Он занедужил умственною лихорадкой, – хуже, чем костоедой. Горячечная дума ныла и нарывала, не допуская прикоснуться больной своей сердцевины. Натужная тщета размышления по ночам гнала его прочь из спальни: там некуда было думать, и он брел в кабинет; камин угасал, черный мрамор рассыпáлся в пыль, и начиналось незрячее, непримиримое скитание впотьмах. Воспаленный розыск прочётам знаком был по Алексеевскому равелину, – но допрос, учиненный над собою, выходил многажды пристрастнее давнего, царского, и ответы давались куда труднее. Подсказки он достигнул скорее наитием, чем логикою: теснота шла от него самого, от собственной немощи перед самоуправною жизнию. Вечный батрак на державной ниве трудился втуне: не превозмог ни злонравия, ниже неразумия народного, – податей, и тех бегут. Пусть нынче топором дрова рубят, да где порука, что не примериваются к головам?

Рассудок его, – военный, действенный, – сыскал старинную оплошку: он распоряжал поступками людей, когда должно было распоряжать их волею. Коли переметнуть свою темную и тесную боязнь другим, так опять явятся на поклон, – как Цвибель в Оптину. Ему спасительно забрезжило: заговор, крамола, покушение, – отсрочка выборам, смирение, единомыслие. Мысль мало-помалу улеглась, сделалась доступна исчислению и прочному устройству; он разнимал ее на части и сызнова собирал, – каждый раз по-новому. Но знаменатель всему был неизменный, – страх: люди редко управляемы бывают побуждением высшим оного. Пуганая ворона куста боится: Верховное Правление примерит саван и ужесточит законы. А убиту быть непременно Лунину! армия встанет за своего любимца и не смутится крайними мерами. Тут уж всяк берегись, – о топорах поневоле забудут…
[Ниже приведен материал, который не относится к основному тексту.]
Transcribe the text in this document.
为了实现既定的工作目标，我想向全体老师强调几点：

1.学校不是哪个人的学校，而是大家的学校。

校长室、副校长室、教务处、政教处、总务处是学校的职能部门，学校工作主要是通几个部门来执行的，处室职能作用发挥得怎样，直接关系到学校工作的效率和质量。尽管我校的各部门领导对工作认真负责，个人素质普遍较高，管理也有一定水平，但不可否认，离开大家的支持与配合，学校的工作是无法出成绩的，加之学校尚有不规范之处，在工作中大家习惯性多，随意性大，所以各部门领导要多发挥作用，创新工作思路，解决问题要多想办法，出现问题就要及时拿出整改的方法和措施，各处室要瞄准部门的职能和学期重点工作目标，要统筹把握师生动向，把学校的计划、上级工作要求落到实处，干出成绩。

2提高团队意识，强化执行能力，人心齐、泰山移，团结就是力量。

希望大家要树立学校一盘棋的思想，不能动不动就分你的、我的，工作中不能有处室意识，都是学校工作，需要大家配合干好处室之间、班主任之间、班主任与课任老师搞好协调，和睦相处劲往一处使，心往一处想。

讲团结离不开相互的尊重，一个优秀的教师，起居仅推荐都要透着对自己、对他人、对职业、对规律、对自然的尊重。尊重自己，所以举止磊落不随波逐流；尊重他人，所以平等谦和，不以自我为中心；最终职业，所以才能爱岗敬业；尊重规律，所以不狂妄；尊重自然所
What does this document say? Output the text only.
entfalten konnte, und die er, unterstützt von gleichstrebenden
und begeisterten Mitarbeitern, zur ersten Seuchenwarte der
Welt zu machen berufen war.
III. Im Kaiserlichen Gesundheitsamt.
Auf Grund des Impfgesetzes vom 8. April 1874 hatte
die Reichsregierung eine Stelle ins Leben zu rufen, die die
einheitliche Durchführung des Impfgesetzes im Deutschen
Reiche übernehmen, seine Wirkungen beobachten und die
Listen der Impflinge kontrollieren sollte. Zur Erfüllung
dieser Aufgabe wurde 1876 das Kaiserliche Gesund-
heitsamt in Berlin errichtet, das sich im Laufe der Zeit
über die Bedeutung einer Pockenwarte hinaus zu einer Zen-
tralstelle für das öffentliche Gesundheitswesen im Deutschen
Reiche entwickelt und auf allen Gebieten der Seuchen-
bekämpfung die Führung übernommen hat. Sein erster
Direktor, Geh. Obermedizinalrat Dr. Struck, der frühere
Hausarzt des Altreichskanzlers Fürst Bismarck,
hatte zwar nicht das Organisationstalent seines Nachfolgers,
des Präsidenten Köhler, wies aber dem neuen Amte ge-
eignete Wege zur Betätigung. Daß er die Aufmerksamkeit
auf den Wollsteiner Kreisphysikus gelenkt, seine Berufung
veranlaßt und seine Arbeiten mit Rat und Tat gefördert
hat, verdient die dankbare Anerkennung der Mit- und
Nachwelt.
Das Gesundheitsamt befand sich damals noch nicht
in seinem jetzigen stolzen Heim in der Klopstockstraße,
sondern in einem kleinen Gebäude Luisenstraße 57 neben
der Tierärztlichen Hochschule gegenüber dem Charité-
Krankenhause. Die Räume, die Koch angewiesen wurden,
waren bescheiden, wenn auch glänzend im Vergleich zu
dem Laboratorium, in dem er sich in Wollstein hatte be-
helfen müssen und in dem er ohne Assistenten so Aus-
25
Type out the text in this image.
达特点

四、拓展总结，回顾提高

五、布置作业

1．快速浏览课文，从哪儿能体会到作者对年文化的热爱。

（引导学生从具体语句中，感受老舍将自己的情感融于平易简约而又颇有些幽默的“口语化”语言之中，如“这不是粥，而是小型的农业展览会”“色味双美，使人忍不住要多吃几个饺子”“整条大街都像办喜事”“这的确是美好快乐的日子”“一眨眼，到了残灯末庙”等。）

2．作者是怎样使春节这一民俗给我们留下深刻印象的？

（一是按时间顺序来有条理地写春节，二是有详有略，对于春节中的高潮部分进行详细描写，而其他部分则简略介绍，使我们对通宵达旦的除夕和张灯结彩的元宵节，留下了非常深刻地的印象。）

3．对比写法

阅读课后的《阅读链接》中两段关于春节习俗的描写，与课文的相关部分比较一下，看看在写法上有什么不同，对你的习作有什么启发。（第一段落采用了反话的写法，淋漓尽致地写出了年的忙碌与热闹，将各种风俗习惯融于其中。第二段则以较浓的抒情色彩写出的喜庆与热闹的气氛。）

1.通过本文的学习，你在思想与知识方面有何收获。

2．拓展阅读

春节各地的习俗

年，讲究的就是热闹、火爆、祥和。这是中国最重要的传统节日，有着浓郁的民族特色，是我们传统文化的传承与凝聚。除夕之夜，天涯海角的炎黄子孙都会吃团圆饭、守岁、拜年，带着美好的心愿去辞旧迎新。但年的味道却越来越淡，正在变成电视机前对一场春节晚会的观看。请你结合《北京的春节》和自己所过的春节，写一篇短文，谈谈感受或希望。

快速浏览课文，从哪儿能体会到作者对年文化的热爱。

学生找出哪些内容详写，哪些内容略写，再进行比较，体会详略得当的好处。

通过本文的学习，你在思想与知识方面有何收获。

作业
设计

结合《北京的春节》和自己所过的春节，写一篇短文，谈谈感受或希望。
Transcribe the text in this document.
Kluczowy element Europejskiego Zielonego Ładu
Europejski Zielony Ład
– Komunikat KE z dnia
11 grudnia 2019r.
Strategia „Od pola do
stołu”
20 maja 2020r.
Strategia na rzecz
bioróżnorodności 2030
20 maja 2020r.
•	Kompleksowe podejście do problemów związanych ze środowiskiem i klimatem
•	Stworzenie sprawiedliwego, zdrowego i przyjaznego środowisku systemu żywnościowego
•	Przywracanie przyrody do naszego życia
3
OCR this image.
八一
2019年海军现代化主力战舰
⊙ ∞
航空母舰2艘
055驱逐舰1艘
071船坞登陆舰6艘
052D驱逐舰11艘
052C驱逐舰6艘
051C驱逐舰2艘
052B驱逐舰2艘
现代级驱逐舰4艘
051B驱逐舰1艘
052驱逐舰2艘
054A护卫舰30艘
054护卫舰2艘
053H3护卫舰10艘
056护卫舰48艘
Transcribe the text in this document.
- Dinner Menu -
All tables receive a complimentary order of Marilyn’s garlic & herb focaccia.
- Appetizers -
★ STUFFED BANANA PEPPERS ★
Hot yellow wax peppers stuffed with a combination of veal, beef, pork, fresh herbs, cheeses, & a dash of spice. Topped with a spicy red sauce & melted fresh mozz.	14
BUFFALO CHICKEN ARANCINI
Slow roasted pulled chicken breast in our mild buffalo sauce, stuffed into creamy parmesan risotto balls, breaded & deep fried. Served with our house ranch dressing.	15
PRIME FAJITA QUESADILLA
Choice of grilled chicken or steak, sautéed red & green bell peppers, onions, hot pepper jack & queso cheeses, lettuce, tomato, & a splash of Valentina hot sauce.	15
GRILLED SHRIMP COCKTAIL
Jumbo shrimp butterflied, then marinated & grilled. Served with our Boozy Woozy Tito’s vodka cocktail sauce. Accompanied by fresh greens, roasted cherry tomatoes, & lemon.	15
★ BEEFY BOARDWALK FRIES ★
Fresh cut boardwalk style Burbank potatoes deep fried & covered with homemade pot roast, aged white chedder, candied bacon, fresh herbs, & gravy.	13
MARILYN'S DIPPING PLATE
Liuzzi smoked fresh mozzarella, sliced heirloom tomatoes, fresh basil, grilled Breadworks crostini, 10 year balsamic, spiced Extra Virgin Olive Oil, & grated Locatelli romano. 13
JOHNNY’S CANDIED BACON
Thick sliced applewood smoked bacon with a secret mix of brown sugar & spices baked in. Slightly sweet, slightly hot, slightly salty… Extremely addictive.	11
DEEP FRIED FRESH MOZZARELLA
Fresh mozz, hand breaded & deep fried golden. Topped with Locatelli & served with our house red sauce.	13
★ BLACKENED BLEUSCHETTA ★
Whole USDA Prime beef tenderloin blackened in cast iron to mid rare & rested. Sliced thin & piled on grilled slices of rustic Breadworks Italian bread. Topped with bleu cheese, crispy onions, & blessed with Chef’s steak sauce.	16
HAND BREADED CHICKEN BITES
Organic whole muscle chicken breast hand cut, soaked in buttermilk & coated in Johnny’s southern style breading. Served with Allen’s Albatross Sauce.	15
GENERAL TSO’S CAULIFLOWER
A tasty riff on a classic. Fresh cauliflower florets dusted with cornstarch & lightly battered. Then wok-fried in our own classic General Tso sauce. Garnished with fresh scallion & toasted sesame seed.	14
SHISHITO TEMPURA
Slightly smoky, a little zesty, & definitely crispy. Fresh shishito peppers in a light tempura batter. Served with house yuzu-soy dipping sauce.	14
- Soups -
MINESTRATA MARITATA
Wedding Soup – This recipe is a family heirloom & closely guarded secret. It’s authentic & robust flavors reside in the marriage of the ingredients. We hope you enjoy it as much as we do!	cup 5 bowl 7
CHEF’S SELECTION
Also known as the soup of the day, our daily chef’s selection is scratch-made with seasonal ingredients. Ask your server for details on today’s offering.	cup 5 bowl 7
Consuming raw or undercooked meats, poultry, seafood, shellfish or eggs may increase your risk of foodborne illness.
Имея в предмете дело, он не был разборчив на средства, не гнушался ни кражею, ни подлогом: и полковою кассой махинировал, и царя морочил фальшивой разведкою, – потому и добивался своего, и грядущая удача также мнилась ему бесспорною.

С тех пор теснота отступила, являлась лишь во сне, – стало быть, не исчезла вовсе, залегла где-то неподалеку. Глядя на мелкую дрожь свечного пламени, он высчитывал, сколько еще терпеть: выходили полные три недели. В шпионах обучился выжидать, да быв у власти как не отвыкнуть? Впрочем, три недели не срок, а там театр, торжества, – и мальчишка с кличкою мопса спустит курок, и застреленный грянется навзничь, опрокинув кресла… Кабы сейчас! но маятник истреблял мгновения отчужденно и помимо людской власти.